McGovern also stresses that food distribution to underdeveloped countries could perhaps even stave off terrorism.
“All of us were shocked by the attack on the World Trade Center. Why is it that a wealthy zealot like Osama bin Laden can go through the back country of Afghanistan and Pakistan and the slums of Cairo and recruit tens of thousands of young men who hate us so fervently that they are willing to give their lives to take a swing at us. I don't think our national policymakers are asking that question with enough intensity.
“I don't know if killing Osama bin Laden is the answer to the hopelessness that seems to have taken over in parts of the world. That's another reason why I'm for a universal school lunch program to help relieve some of the fury and the hopelessness.”
When asked about the cost of feeding the world versus letting poor countries fend for themselves, McGovern took a different approach. “Hungry people are a drag on the economy.
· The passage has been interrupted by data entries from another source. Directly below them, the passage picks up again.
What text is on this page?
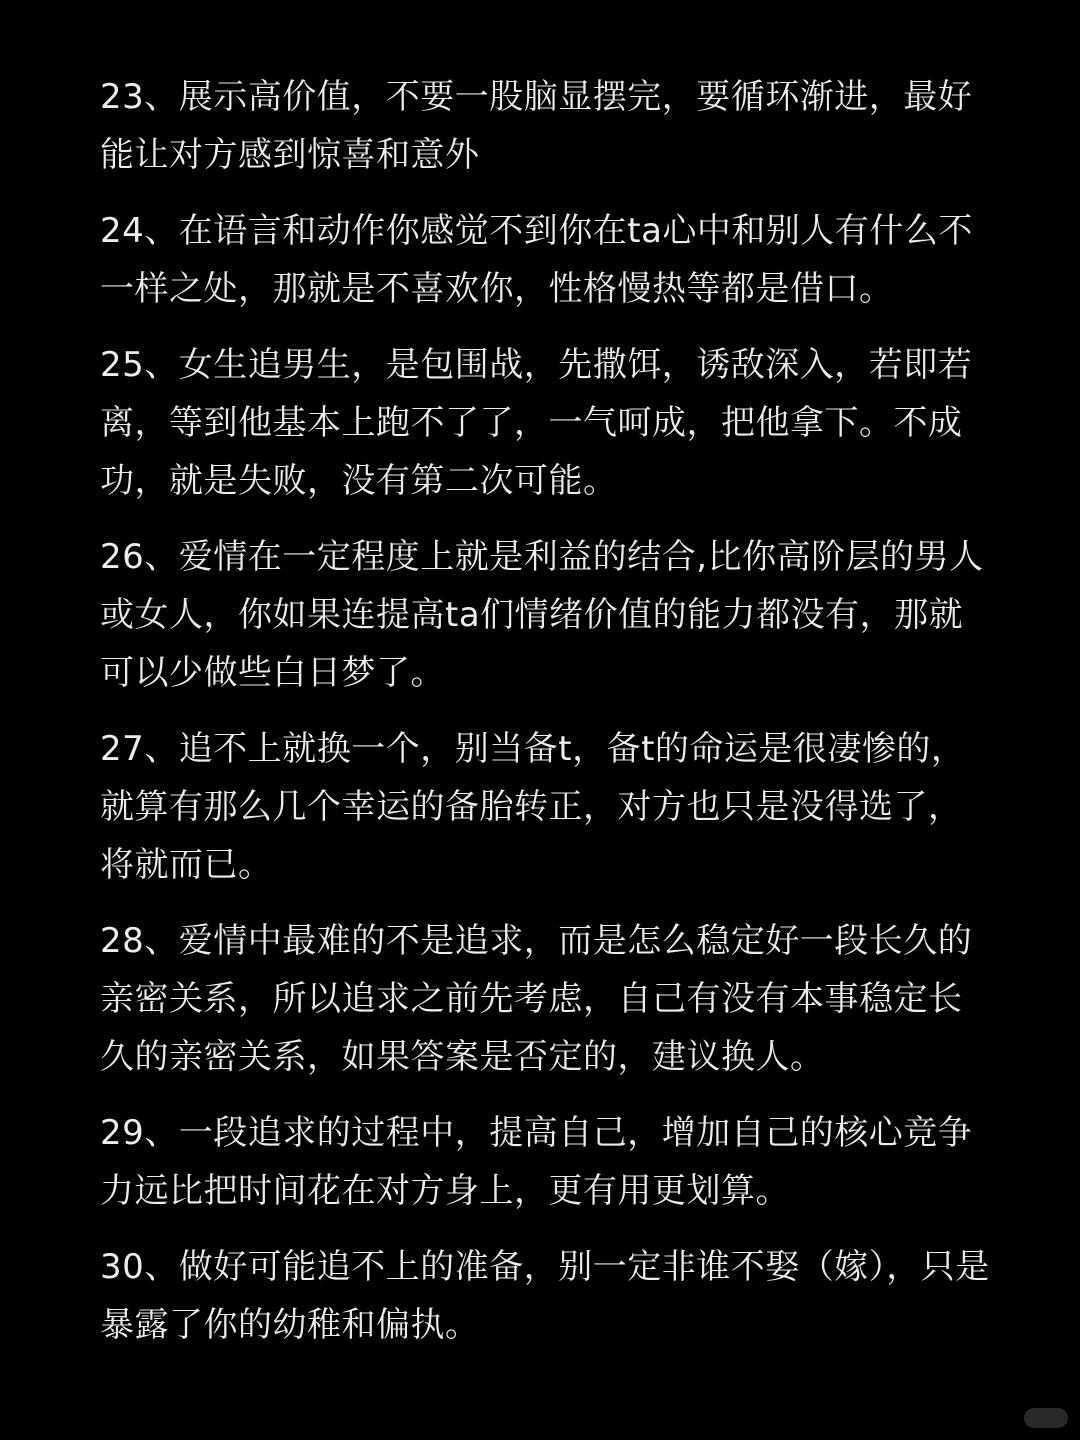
23、展示高价值，不要一股脑显摆完，要循环渐进，最好能让对方感到惊喜和意外

24、在语言和动作你感觉不到你在ta心中和别人有什么不一样之处，那就是不喜欢你，性格慢热等都是借口。

25、女生追男生，是包围战，先撒饵，诱敌深入，若即若离，等到他基本上跑不了了，一气呵成，把他拿下。不成功，就是失败，没有第二次可能。

26、爱情在一定程度上就是利益的结合,比你高阶层的男人或女人，你如果连提高ta们情绪价值的能力都没有，那就可以少做些白日梦了。

27、追不上就换一个，别当备t，备t的命运是很凄惨的，就算有那么几个幸运的备胎转正，对方也只是没得选了，将就而已。

28、爱情中最难的不是追求，而是怎么稳定好一段长久的亲密关系，所以追求之前先考虑，自己有没有本事稳定长久的亲密关系，如果答案是否定的，建议换人。

29、一段追求的过程中，提高自己，增加自己的核心竞争力远比把时间花在对方身上，更有用更划算。

30、做好可能追不上的准备，别一定非谁不娶（嫁），只是暴露了你的幼稚和偏执。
They have less production of their own, less income to spend on what other producing countries have to sell and it has the effect of taking $16 billion (annually according to recent research) out of our pockets.
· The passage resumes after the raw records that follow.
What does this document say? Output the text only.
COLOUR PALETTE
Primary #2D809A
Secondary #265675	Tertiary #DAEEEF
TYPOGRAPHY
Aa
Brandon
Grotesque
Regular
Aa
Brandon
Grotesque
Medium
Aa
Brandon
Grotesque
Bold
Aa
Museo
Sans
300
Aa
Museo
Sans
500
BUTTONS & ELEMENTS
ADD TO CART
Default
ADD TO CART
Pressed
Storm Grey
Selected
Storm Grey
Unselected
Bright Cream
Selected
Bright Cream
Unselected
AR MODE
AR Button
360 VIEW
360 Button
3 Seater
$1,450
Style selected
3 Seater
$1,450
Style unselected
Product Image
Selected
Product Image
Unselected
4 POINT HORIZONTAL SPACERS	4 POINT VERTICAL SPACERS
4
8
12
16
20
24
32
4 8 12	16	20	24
“On the other hand, the highest estimates for feeding all of the world's hungry is around $10 billion a year.”
OTHER COMMENTS BY MCGOVERN:
“USDA, FDA and EPA have not found the dangers that Europeans see from genetically grown crops. I wonder if one factor at work here is fear that always accompanies new, scientific breakthroughs. I'm not saying that Europeans are unscientific. Some of the greatest breakthroughs, like golden rice, came out of the Swiss Federal Institute of Technology.
“But Europeans should be assured that these products are not going on the market without evaluation. I don't understand the extent of the European opposition. I don't want to think that this is simply a way to block American farm produce going into the EU markets. But that is a suspicion that some American farmers have.
“I've enjoyed my travels to the South. That part of the country is pretty conservative, but I found farmers in Mississippi and Louisiana and Alabama to be well-informed. I enjoyed my contact with them.”